I had to solve the similar system $3^x-2^{y^2}=77,\; 3^{\frac{x}{2}}-2^{\frac{y^2}{2}}=7$ before, which can be solved like this: $$3^{\frac{x}{2}}-2^{\frac{y^2}{2}}=7 \implies 2^{\frac{y^2}{2}}=3^{\frac{x}{2}}-7$$ $$2^{\frac{y^2}{2}}=3^{\frac{x}{2}}-7 \implies 2^{y^2}=(3^{\frac{x}{2}}-7)^2$$ $$2^{y^2}=(3^{\frac{x}{2}}-7)^2 \implies 2^{y^2}=3^{x}-14\cdot3^{\frac{x}{2}}+49$$
So putting that in the first equation: $$3^x-2^{y^2}=77 \implies 3^x-3^{x}+14\cdot3^{\frac{x}{2}}-49=77$$ $$\mathbf{3^x-3^{x}+14\cdot3^{\frac{x}{2}}-49=77 \implies 14\cdot3^{\frac{x}{2}}=126}$$ $$14\cdot3^{\frac{x}{2}}=126 \implies 3^{\frac{x}{2}}=9$$ $$3^{\frac{x}{2}}=9 \implies x = 4$$
And putting the value of $x$ in the second equation we get $y$: $$3^{\frac{x}{2}}-2^{\frac{y^2}{2}}=7 \implies 3^{2}-2^{\frac{y^2}{2}}=7$$ $$3^{2}-2^{\frac{y^2}{2}}=7 \implies 2^{\frac{y^2}{2}}=2$$ $$2^{\frac{y^2}{2}}=2 \implies y^2 = 2$$ $$y^2 = 2 \implies y = \sqrt{2}$$
So I tried solving the system in the question title with the same strategy until the step in bold, which gave me $3^x - 3^{\frac{2x}{3}}+14\cdot3^{\frac{x}{3}}=126$, and I have no idea how to progress further.

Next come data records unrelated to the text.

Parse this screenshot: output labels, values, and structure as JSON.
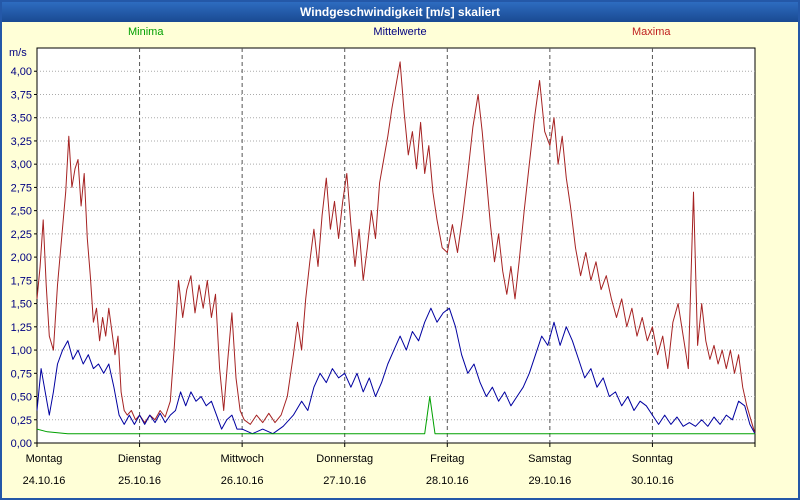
{
  "window": {
    "title": "Windgeschwindigkeit [m/s] skaliert"
  },
  "colors": {
    "titlebar": "#1A55A8",
    "window_border": "#2458A8",
    "background": "#FFFFD7",
    "axis_label": "#000080",
    "grid_horizontal": "#AAAAAA",
    "grid_vertical": "#555555"
  },
  "legend": [
    {
      "label": "Minima",
      "color": "#00A000"
    },
    {
      "label": "Mittelwerte",
      "color": "#000080"
    },
    {
      "label": "Maxima",
      "color": "#C02020"
    }
  ],
  "chart_data": {
    "type": "line",
    "title": "Windgeschwindigkeit [m/s] skaliert",
    "y_unit_label": "m/s",
    "ylabel": "m/s",
    "xlabel": "",
    "ylim": [
      0,
      4.25
    ],
    "ytick_step": 0.25,
    "ytick_max": 4.0,
    "x_range": [
      0,
      7
    ],
    "grid": {
      "horizontal": "dotted",
      "vertical": "dashed"
    },
    "legend_position": "top",
    "x_days": [
      {
        "day": "Montag",
        "date": "24.10.16"
      },
      {
        "day": "Dienstag",
        "date": "25.10.16"
      },
      {
        "day": "Mittwoch",
        "date": "26.10.16"
      },
      {
        "day": "Donnerstag",
        "date": "27.10.16"
      },
      {
        "day": "Freitag",
        "date": "28.10.16"
      },
      {
        "day": "Samstag",
        "date": "29.10.16"
      },
      {
        "day": "Sonntag",
        "date": "30.10.16"
      }
    ],
    "series": [
      {
        "name": "Maxima",
        "color": "#A52222",
        "points": [
          [
            0.0,
            1.55
          ],
          [
            0.03,
            1.9
          ],
          [
            0.06,
            2.4
          ],
          [
            0.09,
            1.7
          ],
          [
            0.12,
            1.15
          ],
          [
            0.16,
            1.0
          ],
          [
            0.2,
            1.7
          ],
          [
            0.24,
            2.2
          ],
          [
            0.28,
            2.7
          ],
          [
            0.31,
            3.3
          ],
          [
            0.34,
            2.75
          ],
          [
            0.37,
            2.95
          ],
          [
            0.4,
            3.05
          ],
          [
            0.43,
            2.55
          ],
          [
            0.46,
            2.9
          ],
          [
            0.49,
            2.2
          ],
          [
            0.52,
            1.8
          ],
          [
            0.55,
            1.3
          ],
          [
            0.58,
            1.45
          ],
          [
            0.61,
            1.1
          ],
          [
            0.64,
            1.35
          ],
          [
            0.67,
            1.15
          ],
          [
            0.7,
            1.45
          ],
          [
            0.73,
            1.2
          ],
          [
            0.76,
            0.95
          ],
          [
            0.79,
            1.15
          ],
          [
            0.82,
            0.55
          ],
          [
            0.85,
            0.35
          ],
          [
            0.88,
            0.3
          ],
          [
            0.92,
            0.35
          ],
          [
            0.96,
            0.25
          ],
          [
            1.0,
            0.3
          ],
          [
            1.05,
            0.22
          ],
          [
            1.1,
            0.3
          ],
          [
            1.15,
            0.25
          ],
          [
            1.2,
            0.35
          ],
          [
            1.25,
            0.28
          ],
          [
            1.3,
            0.45
          ],
          [
            1.34,
            1.05
          ],
          [
            1.38,
            1.75
          ],
          [
            1.42,
            1.35
          ],
          [
            1.46,
            1.65
          ],
          [
            1.5,
            1.8
          ],
          [
            1.54,
            1.4
          ],
          [
            1.58,
            1.7
          ],
          [
            1.62,
            1.45
          ],
          [
            1.66,
            1.75
          ],
          [
            1.7,
            1.35
          ],
          [
            1.74,
            1.6
          ],
          [
            1.78,
            0.8
          ],
          [
            1.82,
            0.35
          ],
          [
            1.86,
            0.9
          ],
          [
            1.9,
            1.4
          ],
          [
            1.94,
            0.7
          ],
          [
            1.98,
            0.35
          ],
          [
            2.02,
            0.25
          ],
          [
            2.08,
            0.2
          ],
          [
            2.14,
            0.3
          ],
          [
            2.2,
            0.22
          ],
          [
            2.26,
            0.32
          ],
          [
            2.32,
            0.22
          ],
          [
            2.38,
            0.3
          ],
          [
            2.44,
            0.5
          ],
          [
            2.5,
            0.95
          ],
          [
            2.54,
            1.3
          ],
          [
            2.58,
            1.0
          ],
          [
            2.62,
            1.55
          ],
          [
            2.66,
            1.95
          ],
          [
            2.7,
            2.3
          ],
          [
            2.74,
            1.9
          ],
          [
            2.78,
            2.45
          ],
          [
            2.82,
            2.85
          ],
          [
            2.86,
            2.3
          ],
          [
            2.9,
            2.6
          ],
          [
            2.94,
            2.2
          ],
          [
            2.98,
            2.6
          ],
          [
            3.02,
            2.9
          ],
          [
            3.06,
            2.35
          ],
          [
            3.1,
            1.9
          ],
          [
            3.14,
            2.3
          ],
          [
            3.18,
            1.75
          ],
          [
            3.22,
            2.1
          ],
          [
            3.26,
            2.5
          ],
          [
            3.3,
            2.2
          ],
          [
            3.34,
            2.8
          ],
          [
            3.38,
            3.05
          ],
          [
            3.42,
            3.3
          ],
          [
            3.46,
            3.6
          ],
          [
            3.5,
            3.85
          ],
          [
            3.54,
            4.1
          ],
          [
            3.58,
            3.55
          ],
          [
            3.62,
            3.1
          ],
          [
            3.66,
            3.35
          ],
          [
            3.7,
            2.95
          ],
          [
            3.74,
            3.45
          ],
          [
            3.78,
            2.9
          ],
          [
            3.82,
            3.2
          ],
          [
            3.86,
            2.7
          ],
          [
            3.9,
            2.4
          ],
          [
            3.95,
            2.1
          ],
          [
            4.0,
            2.05
          ],
          [
            4.05,
            2.35
          ],
          [
            4.1,
            2.05
          ],
          [
            4.15,
            2.45
          ],
          [
            4.2,
            2.9
          ],
          [
            4.25,
            3.4
          ],
          [
            4.3,
            3.75
          ],
          [
            4.34,
            3.35
          ],
          [
            4.38,
            2.85
          ],
          [
            4.42,
            2.35
          ],
          [
            4.46,
            1.95
          ],
          [
            4.5,
            2.25
          ],
          [
            4.54,
            1.85
          ],
          [
            4.58,
            1.6
          ],
          [
            4.62,
            1.9
          ],
          [
            4.66,
            1.55
          ],
          [
            4.7,
            1.95
          ],
          [
            4.75,
            2.5
          ],
          [
            4.8,
            3.0
          ],
          [
            4.85,
            3.5
          ],
          [
            4.9,
            3.9
          ],
          [
            4.95,
            3.35
          ],
          [
            5.0,
            3.2
          ],
          [
            5.04,
            3.5
          ],
          [
            5.08,
            3.0
          ],
          [
            5.12,
            3.3
          ],
          [
            5.16,
            2.85
          ],
          [
            5.2,
            2.55
          ],
          [
            5.25,
            2.1
          ],
          [
            5.3,
            1.8
          ],
          [
            5.35,
            2.05
          ],
          [
            5.4,
            1.75
          ],
          [
            5.45,
            1.95
          ],
          [
            5.5,
            1.65
          ],
          [
            5.55,
            1.8
          ],
          [
            5.6,
            1.55
          ],
          [
            5.65,
            1.35
          ],
          [
            5.7,
            1.55
          ],
          [
            5.75,
            1.25
          ],
          [
            5.8,
            1.45
          ],
          [
            5.85,
            1.15
          ],
          [
            5.9,
            1.35
          ],
          [
            5.95,
            1.1
          ],
          [
            6.0,
            1.25
          ],
          [
            6.05,
            0.95
          ],
          [
            6.1,
            1.15
          ],
          [
            6.15,
            0.8
          ],
          [
            6.2,
            1.3
          ],
          [
            6.25,
            1.5
          ],
          [
            6.3,
            1.15
          ],
          [
            6.35,
            0.8
          ],
          [
            6.4,
            2.7
          ],
          [
            6.44,
            1.05
          ],
          [
            6.48,
            1.5
          ],
          [
            6.52,
            1.1
          ],
          [
            6.56,
            0.9
          ],
          [
            6.6,
            1.05
          ],
          [
            6.64,
            0.85
          ],
          [
            6.68,
            1.0
          ],
          [
            6.72,
            0.8
          ],
          [
            6.76,
            1.0
          ],
          [
            6.8,
            0.75
          ],
          [
            6.84,
            0.95
          ],
          [
            6.88,
            0.6
          ],
          [
            6.92,
            0.4
          ],
          [
            6.96,
            0.25
          ],
          [
            7.0,
            0.1
          ]
        ]
      },
      {
        "name": "Mittelwerte",
        "color": "#0000A0",
        "points": [
          [
            0.0,
            0.35
          ],
          [
            0.04,
            0.8
          ],
          [
            0.08,
            0.55
          ],
          [
            0.12,
            0.3
          ],
          [
            0.16,
            0.55
          ],
          [
            0.2,
            0.85
          ],
          [
            0.25,
            1.0
          ],
          [
            0.3,
            1.1
          ],
          [
            0.35,
            0.9
          ],
          [
            0.4,
            1.0
          ],
          [
            0.45,
            0.85
          ],
          [
            0.5,
            0.95
          ],
          [
            0.55,
            0.8
          ],
          [
            0.6,
            0.85
          ],
          [
            0.65,
            0.75
          ],
          [
            0.7,
            0.85
          ],
          [
            0.75,
            0.6
          ],
          [
            0.8,
            0.3
          ],
          [
            0.85,
            0.2
          ],
          [
            0.9,
            0.3
          ],
          [
            0.95,
            0.2
          ],
          [
            1.0,
            0.3
          ],
          [
            1.05,
            0.2
          ],
          [
            1.1,
            0.3
          ],
          [
            1.15,
            0.22
          ],
          [
            1.2,
            0.32
          ],
          [
            1.25,
            0.22
          ],
          [
            1.3,
            0.3
          ],
          [
            1.35,
            0.35
          ],
          [
            1.4,
            0.55
          ],
          [
            1.45,
            0.4
          ],
          [
            1.5,
            0.55
          ],
          [
            1.55,
            0.45
          ],
          [
            1.6,
            0.5
          ],
          [
            1.65,
            0.4
          ],
          [
            1.7,
            0.45
          ],
          [
            1.75,
            0.3
          ],
          [
            1.8,
            0.15
          ],
          [
            1.85,
            0.25
          ],
          [
            1.9,
            0.3
          ],
          [
            1.95,
            0.15
          ],
          [
            2.0,
            0.15
          ],
          [
            2.1,
            0.1
          ],
          [
            2.2,
            0.15
          ],
          [
            2.3,
            0.1
          ],
          [
            2.4,
            0.18
          ],
          [
            2.5,
            0.3
          ],
          [
            2.58,
            0.45
          ],
          [
            2.64,
            0.35
          ],
          [
            2.7,
            0.6
          ],
          [
            2.76,
            0.75
          ],
          [
            2.82,
            0.65
          ],
          [
            2.88,
            0.8
          ],
          [
            2.94,
            0.7
          ],
          [
            3.0,
            0.75
          ],
          [
            3.06,
            0.6
          ],
          [
            3.12,
            0.75
          ],
          [
            3.18,
            0.55
          ],
          [
            3.24,
            0.7
          ],
          [
            3.3,
            0.5
          ],
          [
            3.36,
            0.65
          ],
          [
            3.42,
            0.85
          ],
          [
            3.48,
            1.0
          ],
          [
            3.54,
            1.15
          ],
          [
            3.6,
            1.0
          ],
          [
            3.66,
            1.2
          ],
          [
            3.72,
            1.1
          ],
          [
            3.78,
            1.3
          ],
          [
            3.84,
            1.45
          ],
          [
            3.9,
            1.3
          ],
          [
            3.96,
            1.4
          ],
          [
            4.02,
            1.45
          ],
          [
            4.08,
            1.25
          ],
          [
            4.14,
            0.95
          ],
          [
            4.2,
            0.75
          ],
          [
            4.26,
            0.85
          ],
          [
            4.32,
            0.65
          ],
          [
            4.38,
            0.5
          ],
          [
            4.44,
            0.6
          ],
          [
            4.5,
            0.45
          ],
          [
            4.56,
            0.55
          ],
          [
            4.62,
            0.4
          ],
          [
            4.68,
            0.5
          ],
          [
            4.74,
            0.6
          ],
          [
            4.8,
            0.75
          ],
          [
            4.86,
            0.95
          ],
          [
            4.92,
            1.15
          ],
          [
            4.98,
            1.05
          ],
          [
            5.04,
            1.3
          ],
          [
            5.1,
            1.05
          ],
          [
            5.16,
            1.25
          ],
          [
            5.22,
            1.1
          ],
          [
            5.28,
            0.9
          ],
          [
            5.34,
            0.7
          ],
          [
            5.4,
            0.8
          ],
          [
            5.46,
            0.6
          ],
          [
            5.52,
            0.7
          ],
          [
            5.58,
            0.5
          ],
          [
            5.64,
            0.55
          ],
          [
            5.7,
            0.4
          ],
          [
            5.76,
            0.5
          ],
          [
            5.82,
            0.35
          ],
          [
            5.88,
            0.45
          ],
          [
            5.94,
            0.4
          ],
          [
            6.0,
            0.3
          ],
          [
            6.06,
            0.2
          ],
          [
            6.12,
            0.3
          ],
          [
            6.18,
            0.2
          ],
          [
            6.24,
            0.28
          ],
          [
            6.3,
            0.18
          ],
          [
            6.36,
            0.22
          ],
          [
            6.42,
            0.18
          ],
          [
            6.48,
            0.25
          ],
          [
            6.54,
            0.18
          ],
          [
            6.6,
            0.28
          ],
          [
            6.66,
            0.2
          ],
          [
            6.72,
            0.3
          ],
          [
            6.78,
            0.25
          ],
          [
            6.84,
            0.45
          ],
          [
            6.9,
            0.4
          ],
          [
            6.95,
            0.2
          ],
          [
            7.0,
            0.1
          ]
        ]
      },
      {
        "name": "Minima",
        "color": "#00A000",
        "points": [
          [
            0.0,
            0.15
          ],
          [
            0.1,
            0.12
          ],
          [
            0.3,
            0.1
          ],
          [
            0.6,
            0.1
          ],
          [
            1.0,
            0.1
          ],
          [
            1.5,
            0.1
          ],
          [
            2.0,
            0.1
          ],
          [
            2.5,
            0.1
          ],
          [
            3.0,
            0.1
          ],
          [
            3.5,
            0.1
          ],
          [
            3.78,
            0.1
          ],
          [
            3.83,
            0.5
          ],
          [
            3.88,
            0.1
          ],
          [
            4.2,
            0.1
          ],
          [
            4.6,
            0.1
          ],
          [
            5.0,
            0.1
          ],
          [
            5.5,
            0.1
          ],
          [
            6.0,
            0.1
          ],
          [
            6.5,
            0.1
          ],
          [
            7.0,
            0.1
          ]
        ]
      }
    ]
  }
}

If $u=3^{\frac x 2}$ and $v=2^{\frac {y^2}2}$ then $$\left \{ \begin{split} u^3-v^2&=77\\ u-v&=7 \end{split} \right.$$ So $v=u-7$ and thus $u^3-u^2+14u-126=0$.
Solving the latter gives you 3 roots (1 real and 2 complex), and you can find $u$ and $v$, and get back to $x$ and $y$.